Hey @dbrgn, @yadue, thanks for the comments and the PRs - really appreciate it.

I actually like the idea of URL-encoding the RTLO characters even though Autolinker doesn't currently encode other characters. Seems like the safest thing and we won't be accidentally stripping out legitimate uses of RTLO characters elsewhere in the text. Thoughts?

dbrgn commented 2 years ago

@gregjacobs I'm not sure how Autolinker.js is structured, but would it be feasible to run every URL (the part inside the href attribute) through the following logic?

function encodeUrl(rawUrl: string): string | undefined {
    try {
        return new URL(rawUrl).href;
    } catch (e) {
        // Do not linkify this URL, it's invalid
        return;
    }
}

Browser support seems to be fine: https://caniuse.com/url

It seems to do the trick, and will let the browser handle the URL:

screenshot-20220908-165146

(Would need to be verified first within Autolinker.)

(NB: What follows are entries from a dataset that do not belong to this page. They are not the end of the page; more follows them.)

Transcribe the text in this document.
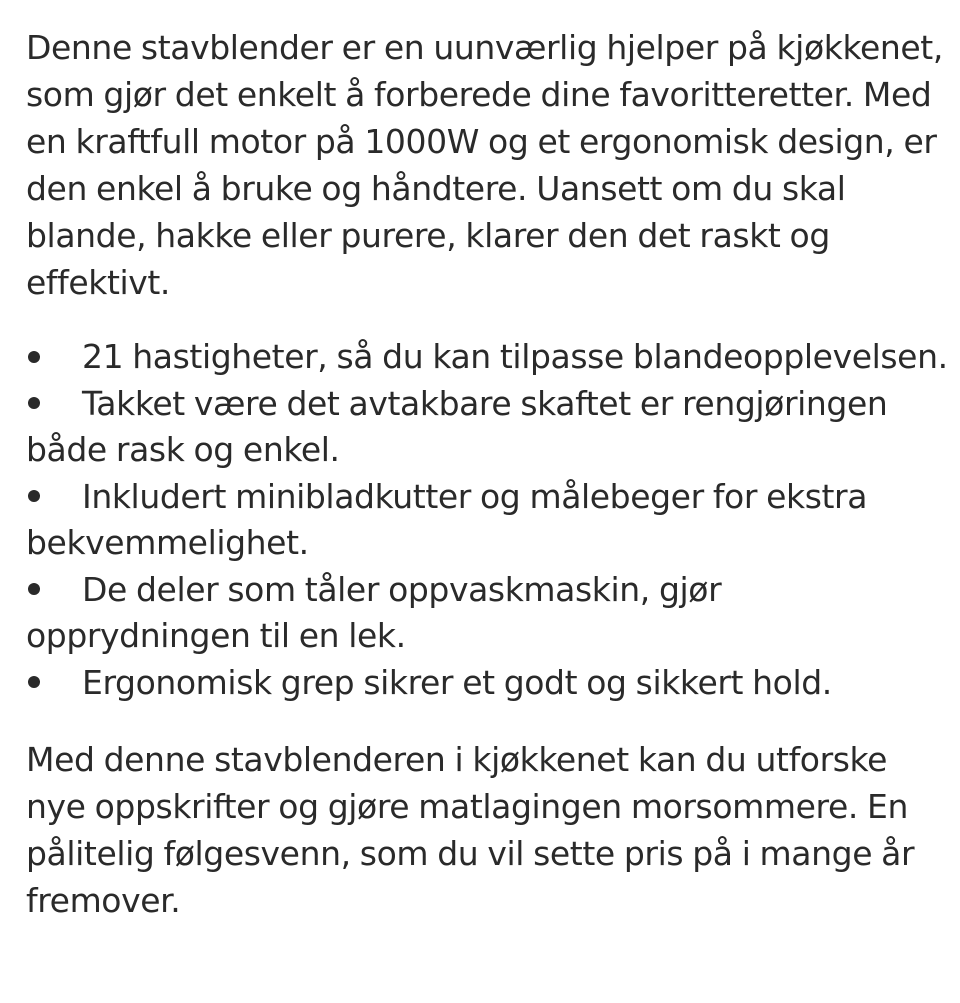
Denne stavblender er en uunværlig hjelper på kjøkkenet, som gjør det enkelt å forberede dine favoritteretter. Med en kraftfull motor på 1000W og et ergonomisk design, er den enkel å bruke og håndtere. Uansett om du skal blande, hakke eller purere, klarer den det raskt og effektivt.

21 hastigheter, så du kan tilpasse blandeopplevelsen.
Takket være det avtakbare skaftet er rengjøringen både rask og enkel.
Inkludert minibladkutter og målebeger for ekstra bekvemmelighet.
De deler som tåler oppvaskmaskin, gjør opprydningen til en lek.
Ergonomisk grep sikrer et godt og sikkert hold.

Med denne stavblenderen i kjøkkenet kan du utforske nye oppskrifter og gjøre matlagingen morsommere. En pålitelig følgesvenn, som du vil sette pris på i mange år fremover.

And, if you'd like a laugh, here's how the Chromium debug console handles RTLO in the hostname part šŸ˜‚

screenshot-20220908-165359

gregjacobs commented 2 years ago

It would actually part of the parser that we'd need to detect the RTLO characters so that we don't cut off one URL and then start a new one. @yadue's PR https://github.com/gregjacobs/Autolinker.js/pull/388 is actually quite close. @yadue, would you like to take a stab at URL-encoding the RTLO chars rather than rejecting the match?

yadue commented 2 years ago

@gregjacobs sure, Ill have a look. Do you have an idea where this escaping should be done? Also please take a look at units and number of generated test cases, not sure if it was expected result but there are almost 20k cases coming from last commits and for some reason it takes literally ages when run locally.

gregjacobs commented 2 years ago

Hah, it actually generates upwards of 100,000 test cases :) I may have gone overboard on that but with rewriting the URL parser from scratch, I wanted to make sure that every possible case was handled. I'll see if I can reduce it down a bit at this point. I'm not sure why jasmine just sits and hangs for a while even after running a single test case though - maybe it's time to switch to mocha or something and see if there's still the same issue.

For encoding the RTLO chars, try adding this conversion into the UrlMatch class's getAnchorHref and getAnchorText methods.

kevin-from-atlassian commented 2 years ago

Hi there, @gregjacobs. Are there any updates to this issue? Does #391 work as a fix?